When Equifax announced hackers had stolen the personal information — names, Social Security numbers, birth dates and addresses — of 145.5 million Americans, it marked one of the most significant data breaches to date, not only because it affects over half of U.S. adults, but also because the stolen information is the key to obtaining credit. While the Equifax breach has shown the need for the federal government to replace outdated and overused Social Security numbers with a modern digital equivalent, it has also highlighted the failure of state laws to protect consumers, as state laws on obtaining a security freeze on credit reports too often put the interests of the credit agencies ahead of consumers.
While a credit freeze will do nothing to protect consumers against fraud on existing accounts, it is one of the most effective tools to prevent criminals from opening new ones. A credit freeze works by restricting access to a consumer’s credit report. Without seeing a credit report, most creditors will not open a new account, and thus a credit freeze keeps consumers safe from identity theft.
Unfortunately, many existing state laws on credit freezes make this fraud prevention method impractical for most consumers. Credit bureaus can charge consumers fees, ranging from $5 to $10, for applying for a credit freeze, and again every time they need to lift it. Moreover, since consumers do not always know which of the three main U.S. credit bureaus a creditor will check, they may have to do this for all three credit bureaus. Complicating the situation further, each credit bureau has its own process to make this request, and credit bureaus can take a few days to “thaw” a credit report. These costs and delays make credit freezes a poor solution for most consumers.
Ideally the federal government should address this situation. Just as consumers have benefited from a federal law allowing them to get a free copy of their credit report once per year from all three credit bureaus through a single website, they would similarly benefit from a one-stop shop to freeze and unfreeze the credit reports at no cost.
But in the absence of federal action, states can and should address this problem. First, they should pass a law requiring credit bureaus to allow all consumers to freeze and unfreeze their credit at no cost. Maine, for example, already requires this of the credit bureaus for all of its residents. Many states allow consumers to freeze their credit at no cost if they are victims of identity theft, but obtaining the “proof” can be more cumbersome than simply paying the fees. Moreover, it makes no sense to only extend this protection to people who have already been victimized rather than trying to stop fraud before it happens. Following the Equifax data breach, states should expand this service to everyone.
Second, states should impose strict time limits on how long credit bureaus can take to unlock credit reports. States like New York have required credit bureaus to lift credit freezes within 15 minutes when the request is made by phone or online. These time limits are necessary to ensure that credit freezes do not interfere with legitimate inquiries when consumers need to open new accounts. If consumers cannot unfreeze their credit quickly and easily, they will not take this step to protect their credit.
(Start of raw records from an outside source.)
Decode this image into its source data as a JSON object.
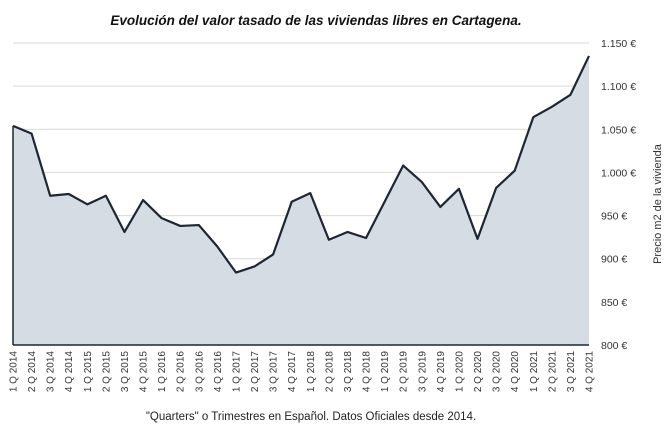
{
  "chart_data": {
    "type": "area",
    "title": "Evolución del valor tasado de las viviendas libres en Cartagena.",
    "caption": "\"Quarters\" o Trimestres en Español. Datos Oficiales desde 2014.",
    "ylabel": "Precio m2 de la vivienda",
    "xlabel": "",
    "ylim": [
      800,
      1150
    ],
    "yticks": [
      "800 €",
      "850 €",
      "900 €",
      "950 €",
      "1.000 €",
      "1.050 €",
      "1.100 €",
      "1.150 €"
    ],
    "grid": true,
    "y_axis_position": "right",
    "line_color": "#1f2633",
    "fill_color": "#d6dce4",
    "categories": [
      "1 Q 2014",
      "2 Q 2014",
      "3 Q 2014",
      "4 Q 2014",
      "1 Q 2015",
      "2 Q 2015",
      "3 Q 2015",
      "4 Q 2015",
      "1 Q 2016",
      "2 Q 2016",
      "3 Q 2016",
      "4 Q 2016",
      "1 Q 2017",
      "2 Q 2017",
      "3 Q 2017",
      "4 Q 2017",
      "1 Q 2018",
      "2 Q 2018",
      "3 Q 2018",
      "4 Q 2018",
      "1 Q 2019",
      "2 Q 2019",
      "3 Q 2019",
      "4 Q 2019",
      "1 Q 2020",
      "2 Q 2020",
      "3 Q 2020",
      "4 Q 2020",
      "1 Q 2021",
      "2 Q 2021",
      "3 Q 2021",
      "4 Q 2021"
    ],
    "values": [
      1054,
      1045,
      973,
      975,
      963,
      973,
      931,
      968,
      947,
      938,
      939,
      914,
      884,
      891,
      905,
      966,
      976,
      922,
      931,
      924,
      966,
      1008,
      989,
      960,
      981,
      923,
      982,
      1002,
      1064,
      1076,
      1090,
      1135
    ]
  }
}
Finally, policymakers should consider whether consumer credit reports should be frozen by default, rather than the reverse, and whether consumers should have real-time access to their credit online, rather than only receiving these once per year. After all, most consumers are not regularly applying for more credit, and regular monitoring would be more effective at detecting fraud than annual reviews.
Given the rising levels of identity theft, it is time to rethink some of these policies. While states may not be able to stop all data breaches, they can at least take steps to protect consumers from the fallout of such incidents.
Daniel Castro is the vice president of the Information Technology and Innovation Foundation (ITIF) and director of the Center for Data Innovation. Before joining ITIF, he worked at the Government Accountability Office where he audited IT security and management controls.